Cover Page

Introduction

This weekend,I had been thinking about how can I optimize tokenization processing time. I have 6 Core CPUs Laptop. I wanted to utilize it.

What is Tokenization?

Tokenization

Tokenization is the process of breaking text into pieces, called tokens.

Explanation: How we humans understand language? We first try to segment para into sentences followed by segment each sentence into words. After that, we try to link the words and make sense out it followed by link sentences to make overall sense.

There are two types of tokenizations:

Sentence Tokenization
Word Tokenization

Disclaimer: Here we discuss how we can process word tokenization faster.

Experiment with Code

Let’s load required packages first:

import spacy
from fastprogress import *
from tqdm import tqdm_notebook, tqdm
from concurrent.futures import ProcessPoolExecutor
import re
nlp = spacy.load('en_core_web_sm')

1. Multi-threaded approach: Spacy has .pipe generator. It has n_threads and n_process parameters.

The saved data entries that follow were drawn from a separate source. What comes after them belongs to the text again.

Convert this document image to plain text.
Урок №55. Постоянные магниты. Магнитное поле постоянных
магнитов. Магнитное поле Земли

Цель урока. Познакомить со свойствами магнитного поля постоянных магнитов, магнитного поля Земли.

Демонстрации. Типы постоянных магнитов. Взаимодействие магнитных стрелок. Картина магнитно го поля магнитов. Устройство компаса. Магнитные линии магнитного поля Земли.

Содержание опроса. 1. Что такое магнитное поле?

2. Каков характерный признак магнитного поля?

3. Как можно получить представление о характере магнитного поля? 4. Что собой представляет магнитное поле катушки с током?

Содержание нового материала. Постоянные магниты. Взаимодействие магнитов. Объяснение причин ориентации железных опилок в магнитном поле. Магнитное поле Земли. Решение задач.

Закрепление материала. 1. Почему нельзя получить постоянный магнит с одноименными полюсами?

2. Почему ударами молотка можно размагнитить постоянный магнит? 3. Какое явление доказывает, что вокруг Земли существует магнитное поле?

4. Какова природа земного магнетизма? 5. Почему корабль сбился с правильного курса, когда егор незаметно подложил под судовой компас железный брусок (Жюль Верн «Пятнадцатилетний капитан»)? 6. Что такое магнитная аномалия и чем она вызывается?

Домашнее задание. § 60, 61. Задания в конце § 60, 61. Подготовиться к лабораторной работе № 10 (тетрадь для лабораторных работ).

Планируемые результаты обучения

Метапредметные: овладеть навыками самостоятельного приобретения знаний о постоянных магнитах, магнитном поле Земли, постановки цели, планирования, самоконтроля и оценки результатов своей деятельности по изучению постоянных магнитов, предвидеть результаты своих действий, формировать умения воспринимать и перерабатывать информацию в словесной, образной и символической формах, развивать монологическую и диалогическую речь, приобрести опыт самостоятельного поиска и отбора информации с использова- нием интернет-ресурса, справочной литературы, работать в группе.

def multi_thread_based_tokenizations(nlp, text_list, batch_size=1000, n_threads=4, n_process=1):
    docs = nlp.pipe(text_list,batch_size=batch_size, n_threads = n_threads, n_process=n_process)
    word_sequences = []

    for doc in tqdm(docs):
        word_seq = []
        for token in doc:
            word_seq.append(token.text)
        word_sequences.append(word_seq)
    return word_sequences

Time Statistics: Multi-threaded approach

I took 10000 sentences and ran experiments with a combination of batch_size, threads, process(CPU). These are the stats:

batch_size	n_threads	n_process	Time(s)
1000	2	4	17.773555
1500	2	4	18.986561
2000	2	4	20.790800
2500	2	4	21.243879
3000	2	4	21.849630
3500	2	4	22.805901
1000	2	2	25.049998
4000	2	4	26.027611
2500	2	2	26.379638
1500	2	2	26.804577
2000	2	2	27.956490
4000	2	2	29.257992
3000	2	2	29.973307
3500	2	2	31.415203

2. Multi-processing approach: I have used concurrent.futures package to parallelize tokenization code.

def parallel(func, arr, max_workers=4):
    if max_workers<2: results = list(progress_bar(map(func, enumerate(arr)), total=len(arr)))
    else:
        with ProcessPoolExecutor(max_workers=max_workers) as ex:
            return list(progress_bar(ex.map(func, enumerate(arr)), total=len(arr)))
    if any([o is not None for o in results]): return results

class TokenizeProcessor():
    def __init__(self, nlp, chunksize=2000, max_workers=4): 
        self.chunksize,self.max_workers = chunksize,max_workers
        self.tokenizer = nlp.tokenizer

    def proc_chunk(self, args):
        i,chunk = args
        docs = [[d.text for d in doc] for doc in self.tokenizer.pipe(chunk)]
        return docs

    def __call__(self, items): 
        toks = []
        chunks = [items[i: i+self.chunksize] for i in (range(0, len(items), self.chunksize))]
        toks = parallel(self.proc_chunk, chunks, max_workers=self.max_workers)
        return sum(toks, [])

Time Statistics: Multi-processing approach

I took 10000 sentences and ran experiments with a combination of batch_size, process(CPU). These are the stats:

batch_size	n_process	Time(s)
4000	2	3.468632
4000	4	3.487540
3500	2	4.040751
3000	2	4.352866
3000	4	4.422525
2500	4	4.445214
2500	2	4.512357
3500	4	4.737216
2000	4	5.303331
2000	2	5.378104
1500	2	7.097535
1500	4	7.247377
1000	4	9.837863
1000	2	9.938355

Observation

Multiprocessing with concurrent.futures gave the best result, took 3.4sec per 10000 sentences.
Multithreading with Spacy also given better results as compared to the native approach, when I increased processes(CPUs), it took 17.7sec per 10000 sentences.